Saturday, November 21, 2015

Reply #1

Well, you see, you have to understand where I come from in terms of who I can talk to about anime IRL. In my school, the VAST majority of self proposed fans are actually casual fans. They don’t watch a whole lot of anime, don’t care to talk about it, don’t know anything about the industry or people involved, and don’t have the kind of passion I do. That’s not a bad thing, but then you look at the few that aren’t those people. 

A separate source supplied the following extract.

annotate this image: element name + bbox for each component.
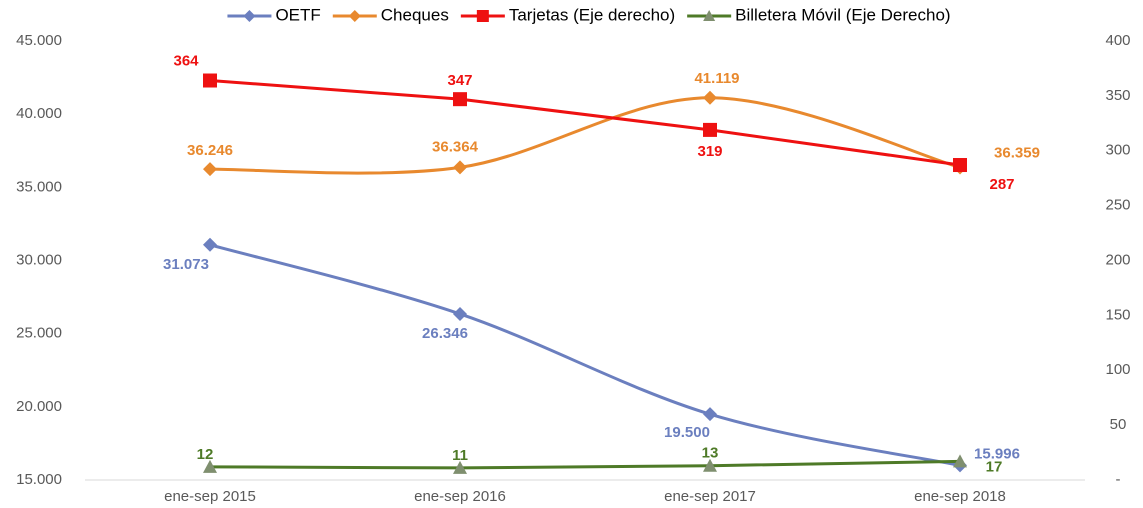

Now, I run this year’s anime club. (Not doing so hot at the moment, BTW.) The people that do care enough to come, I’ve tried to have discussions with about anime, but all they really seem to say is “That was awesome” “He’s so cool” ‘I liked it a lot” and such. One particular person who shall remain nameless is just a long shonen tard, and without going on a rant, he just pushes my buttons a lot. I haven’t ever been able to have a meaningful conversation about anime where I don’t have to dumb myself down just to bear with it. No one, I’d say is “””on my level””” in layman’s terms. I know that sounds mean, but let me keep going. I can’t talk about themes, directing, acting, characters, composition, and really almost anything I want to about anime with any of these people. In short, I can’t discuss the things I want to about anime with anyone in my school without reducing my words to a fraction of what I think, say, and mean. Every single discussion where I stop restraining myself results in someone’s feelings hurt, or outcries of, “You’re too critical!!!” or “That’s just your opinion!” or “We’re just casual fans.” And I hate it. 

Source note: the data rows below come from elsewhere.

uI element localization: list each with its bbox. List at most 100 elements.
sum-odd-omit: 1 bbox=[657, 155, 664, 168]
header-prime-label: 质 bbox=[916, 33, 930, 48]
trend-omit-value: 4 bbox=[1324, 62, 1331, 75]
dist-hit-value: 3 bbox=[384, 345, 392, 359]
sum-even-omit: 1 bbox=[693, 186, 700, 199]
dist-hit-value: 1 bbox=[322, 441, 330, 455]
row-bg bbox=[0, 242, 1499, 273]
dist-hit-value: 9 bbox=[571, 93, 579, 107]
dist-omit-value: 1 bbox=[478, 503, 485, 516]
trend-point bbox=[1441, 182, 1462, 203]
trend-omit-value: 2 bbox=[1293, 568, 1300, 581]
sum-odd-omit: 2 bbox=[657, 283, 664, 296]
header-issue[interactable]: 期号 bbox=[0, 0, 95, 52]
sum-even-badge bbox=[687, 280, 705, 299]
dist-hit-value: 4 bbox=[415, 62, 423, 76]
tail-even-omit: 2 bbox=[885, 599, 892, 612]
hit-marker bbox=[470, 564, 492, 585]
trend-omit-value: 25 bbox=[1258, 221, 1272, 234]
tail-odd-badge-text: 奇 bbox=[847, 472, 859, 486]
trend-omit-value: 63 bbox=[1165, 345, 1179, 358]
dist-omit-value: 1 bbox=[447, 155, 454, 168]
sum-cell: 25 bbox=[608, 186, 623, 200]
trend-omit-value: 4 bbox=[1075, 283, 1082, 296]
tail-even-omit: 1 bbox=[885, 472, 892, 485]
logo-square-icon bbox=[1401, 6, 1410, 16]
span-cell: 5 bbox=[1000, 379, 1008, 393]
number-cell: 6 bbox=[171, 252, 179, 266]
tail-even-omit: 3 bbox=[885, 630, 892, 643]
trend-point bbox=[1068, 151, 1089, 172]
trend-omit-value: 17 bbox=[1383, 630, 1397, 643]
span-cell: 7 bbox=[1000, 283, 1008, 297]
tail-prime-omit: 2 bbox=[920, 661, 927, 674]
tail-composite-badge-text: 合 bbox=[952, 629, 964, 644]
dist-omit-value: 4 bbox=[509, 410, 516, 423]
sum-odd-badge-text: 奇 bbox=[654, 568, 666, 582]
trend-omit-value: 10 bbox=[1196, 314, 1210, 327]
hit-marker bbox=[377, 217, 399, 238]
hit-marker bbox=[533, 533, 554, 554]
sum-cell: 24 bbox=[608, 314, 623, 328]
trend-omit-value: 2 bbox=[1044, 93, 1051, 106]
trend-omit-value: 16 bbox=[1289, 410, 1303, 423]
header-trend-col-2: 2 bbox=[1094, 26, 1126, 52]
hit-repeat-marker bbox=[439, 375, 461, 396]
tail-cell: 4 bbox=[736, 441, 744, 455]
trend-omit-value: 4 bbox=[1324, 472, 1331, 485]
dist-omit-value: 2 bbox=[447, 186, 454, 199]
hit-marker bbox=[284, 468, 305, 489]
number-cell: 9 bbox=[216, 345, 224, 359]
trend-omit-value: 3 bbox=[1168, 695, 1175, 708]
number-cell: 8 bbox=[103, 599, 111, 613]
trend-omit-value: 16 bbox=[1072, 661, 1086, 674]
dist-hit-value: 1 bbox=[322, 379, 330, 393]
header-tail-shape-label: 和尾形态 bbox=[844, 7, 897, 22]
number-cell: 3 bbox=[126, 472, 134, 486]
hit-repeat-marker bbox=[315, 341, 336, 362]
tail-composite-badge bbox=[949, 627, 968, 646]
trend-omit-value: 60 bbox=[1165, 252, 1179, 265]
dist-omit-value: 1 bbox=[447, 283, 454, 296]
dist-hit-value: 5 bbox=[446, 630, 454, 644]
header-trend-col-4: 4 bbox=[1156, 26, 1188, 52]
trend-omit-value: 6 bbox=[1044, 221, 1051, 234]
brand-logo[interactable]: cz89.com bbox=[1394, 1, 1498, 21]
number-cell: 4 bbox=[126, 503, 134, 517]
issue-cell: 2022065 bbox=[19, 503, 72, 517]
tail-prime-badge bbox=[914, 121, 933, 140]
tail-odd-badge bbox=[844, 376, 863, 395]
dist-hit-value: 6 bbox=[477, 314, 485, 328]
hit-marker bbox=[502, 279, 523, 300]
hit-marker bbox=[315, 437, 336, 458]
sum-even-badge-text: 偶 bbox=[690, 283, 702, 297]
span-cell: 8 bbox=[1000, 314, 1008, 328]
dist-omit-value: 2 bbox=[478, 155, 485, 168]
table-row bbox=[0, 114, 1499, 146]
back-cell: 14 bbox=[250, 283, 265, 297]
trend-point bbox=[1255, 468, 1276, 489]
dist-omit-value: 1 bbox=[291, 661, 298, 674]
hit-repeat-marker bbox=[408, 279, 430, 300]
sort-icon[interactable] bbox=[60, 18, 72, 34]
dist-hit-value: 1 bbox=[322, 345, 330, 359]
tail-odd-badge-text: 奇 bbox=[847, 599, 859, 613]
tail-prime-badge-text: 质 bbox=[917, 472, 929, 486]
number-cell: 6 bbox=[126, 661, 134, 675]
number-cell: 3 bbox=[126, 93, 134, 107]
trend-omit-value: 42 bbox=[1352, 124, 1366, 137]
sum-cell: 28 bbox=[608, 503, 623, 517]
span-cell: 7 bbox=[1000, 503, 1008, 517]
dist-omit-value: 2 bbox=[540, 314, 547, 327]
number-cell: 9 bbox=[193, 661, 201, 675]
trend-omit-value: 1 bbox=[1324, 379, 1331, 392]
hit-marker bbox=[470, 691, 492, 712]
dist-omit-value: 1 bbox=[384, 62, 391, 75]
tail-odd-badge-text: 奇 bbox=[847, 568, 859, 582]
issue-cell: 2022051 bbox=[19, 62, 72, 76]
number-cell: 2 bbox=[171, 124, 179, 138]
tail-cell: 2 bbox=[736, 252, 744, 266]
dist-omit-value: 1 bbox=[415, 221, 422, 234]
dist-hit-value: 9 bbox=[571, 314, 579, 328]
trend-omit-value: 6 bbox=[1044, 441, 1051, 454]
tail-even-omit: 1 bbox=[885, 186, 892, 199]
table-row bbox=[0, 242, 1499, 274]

I’ve only been able to thanks to the internet and anime YouTubers. That’s why I wanna join. I want the opportunity to talk to other YouTubers and users without holding back. To challenge my views and mind. I’m sick and tired of talking people who don’t even know how to construct an argument, both with anime, and any other topic that I’d like to discuss at least somewhat intellectually. Also, I’m not exactly a social person IRL. I just about don’t have anyone in my life I can wholly call a friend. This could help me actually make friends and look forward to really talking to people for once. I can’t let my mind’s craziness and constant slew of ideas in general just be bottled up in me, or let the lucky ones get written down somewhere, otherwise I might go insane. I’ve already been feeling it, especially in these past few months when I started announcing my channel goals and asking for advice. (Part of the reason I haven’t produced anything so far is because school takes a lot more time than I thought it would this year. So sorry for not fulfilling my promise so far. And I’ve had too many writing woes, as Sooin put it.) 

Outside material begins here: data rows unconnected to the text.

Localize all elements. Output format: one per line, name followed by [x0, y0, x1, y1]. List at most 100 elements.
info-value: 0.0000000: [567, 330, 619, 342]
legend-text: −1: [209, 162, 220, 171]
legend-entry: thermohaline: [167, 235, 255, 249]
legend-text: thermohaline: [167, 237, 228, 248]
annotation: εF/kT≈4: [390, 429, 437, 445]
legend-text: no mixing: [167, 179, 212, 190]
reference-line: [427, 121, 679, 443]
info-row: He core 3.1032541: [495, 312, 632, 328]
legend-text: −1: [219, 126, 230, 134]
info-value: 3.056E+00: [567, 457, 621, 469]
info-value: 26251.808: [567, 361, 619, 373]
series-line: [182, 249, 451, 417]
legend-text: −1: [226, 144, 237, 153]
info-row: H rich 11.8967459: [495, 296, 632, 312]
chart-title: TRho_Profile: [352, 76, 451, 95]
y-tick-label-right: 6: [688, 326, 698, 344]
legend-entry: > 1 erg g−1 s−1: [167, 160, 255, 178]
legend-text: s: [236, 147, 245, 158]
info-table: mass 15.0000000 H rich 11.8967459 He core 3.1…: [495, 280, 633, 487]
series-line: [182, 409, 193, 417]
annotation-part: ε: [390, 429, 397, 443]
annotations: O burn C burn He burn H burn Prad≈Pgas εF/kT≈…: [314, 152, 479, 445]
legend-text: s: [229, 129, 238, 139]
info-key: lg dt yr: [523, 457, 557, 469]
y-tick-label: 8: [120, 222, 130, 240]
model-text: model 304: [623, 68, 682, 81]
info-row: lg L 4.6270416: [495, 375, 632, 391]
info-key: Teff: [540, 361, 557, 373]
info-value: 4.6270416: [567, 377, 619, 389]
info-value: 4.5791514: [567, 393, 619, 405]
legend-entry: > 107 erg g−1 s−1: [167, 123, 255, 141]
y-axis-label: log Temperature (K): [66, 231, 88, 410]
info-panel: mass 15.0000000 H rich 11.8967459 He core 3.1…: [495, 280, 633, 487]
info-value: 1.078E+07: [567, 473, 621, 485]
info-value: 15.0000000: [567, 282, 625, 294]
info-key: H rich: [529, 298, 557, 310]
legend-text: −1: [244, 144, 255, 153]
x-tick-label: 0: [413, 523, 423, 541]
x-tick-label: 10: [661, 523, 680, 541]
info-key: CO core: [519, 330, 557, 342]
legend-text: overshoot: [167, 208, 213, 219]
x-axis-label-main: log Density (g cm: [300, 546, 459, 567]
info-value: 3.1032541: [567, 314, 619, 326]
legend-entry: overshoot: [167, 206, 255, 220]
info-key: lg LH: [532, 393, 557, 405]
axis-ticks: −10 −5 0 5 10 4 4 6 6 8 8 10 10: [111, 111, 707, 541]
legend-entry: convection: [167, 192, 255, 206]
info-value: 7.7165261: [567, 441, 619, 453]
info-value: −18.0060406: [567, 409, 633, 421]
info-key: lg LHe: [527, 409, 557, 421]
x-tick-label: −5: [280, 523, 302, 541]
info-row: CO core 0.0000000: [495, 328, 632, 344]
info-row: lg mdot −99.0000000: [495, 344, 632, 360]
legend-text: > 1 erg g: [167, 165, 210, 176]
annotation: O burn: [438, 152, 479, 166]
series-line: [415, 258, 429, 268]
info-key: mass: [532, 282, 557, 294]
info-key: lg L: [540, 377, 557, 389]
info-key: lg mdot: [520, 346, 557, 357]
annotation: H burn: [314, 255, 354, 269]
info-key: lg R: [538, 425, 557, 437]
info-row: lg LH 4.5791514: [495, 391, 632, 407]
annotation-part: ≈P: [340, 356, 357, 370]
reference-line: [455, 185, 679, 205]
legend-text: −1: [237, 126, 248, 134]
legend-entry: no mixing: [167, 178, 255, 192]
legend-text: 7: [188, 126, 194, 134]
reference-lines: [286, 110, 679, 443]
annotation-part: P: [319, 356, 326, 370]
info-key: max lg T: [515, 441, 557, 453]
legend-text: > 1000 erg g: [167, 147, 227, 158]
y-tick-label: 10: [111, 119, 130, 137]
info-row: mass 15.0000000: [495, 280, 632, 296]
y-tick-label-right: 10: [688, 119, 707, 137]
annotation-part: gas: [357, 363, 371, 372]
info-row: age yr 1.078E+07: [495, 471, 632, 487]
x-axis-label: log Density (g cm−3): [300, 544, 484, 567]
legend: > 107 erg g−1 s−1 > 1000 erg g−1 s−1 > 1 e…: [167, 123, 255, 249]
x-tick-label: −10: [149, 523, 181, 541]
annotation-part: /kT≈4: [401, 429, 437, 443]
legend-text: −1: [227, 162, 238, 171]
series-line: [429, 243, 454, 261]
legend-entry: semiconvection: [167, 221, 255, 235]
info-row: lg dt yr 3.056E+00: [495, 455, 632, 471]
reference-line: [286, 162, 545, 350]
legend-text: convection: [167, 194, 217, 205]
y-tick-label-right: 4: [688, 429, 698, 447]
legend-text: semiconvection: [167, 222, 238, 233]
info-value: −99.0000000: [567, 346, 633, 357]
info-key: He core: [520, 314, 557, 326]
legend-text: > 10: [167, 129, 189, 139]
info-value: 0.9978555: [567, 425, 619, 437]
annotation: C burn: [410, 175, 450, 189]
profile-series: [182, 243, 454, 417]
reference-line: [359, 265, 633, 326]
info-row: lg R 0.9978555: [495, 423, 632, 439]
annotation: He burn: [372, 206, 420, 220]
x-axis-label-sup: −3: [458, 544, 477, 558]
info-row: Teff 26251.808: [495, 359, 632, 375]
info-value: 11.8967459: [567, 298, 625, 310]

Sure, you might say anime isn’t supposed to have a deeper meaning, But there’s just something in me, perhaps the side of me that’s been enamored by the domain known as TV Tropes, that just revels in the world of fiction. I like to keep an active mind, and to quote a lovely Professor, “Critical thinking is the key to success.” It’s the way I think, and if you don’t like it, just don’t listen to me. you can think for yourself what you will. 
I’m sorry if this has just been a wall of text composed of adolescent angst or pretensions. (Once I start ranting, things generally go on tangents and turn out this way.) And I’m sorry if I didn’t answer your question the way you wanted me to. But I hope at least you have a bit of an idea of what goes on in my head and around me that’s made me think the way I do. I don’t know if you’d consider this too personal, but I benefit nothing from holding back on the truth and not being completely honest. 
Thank you for taking the time to read this. I’m open to talk more if you’d like. And again, I'm sorry.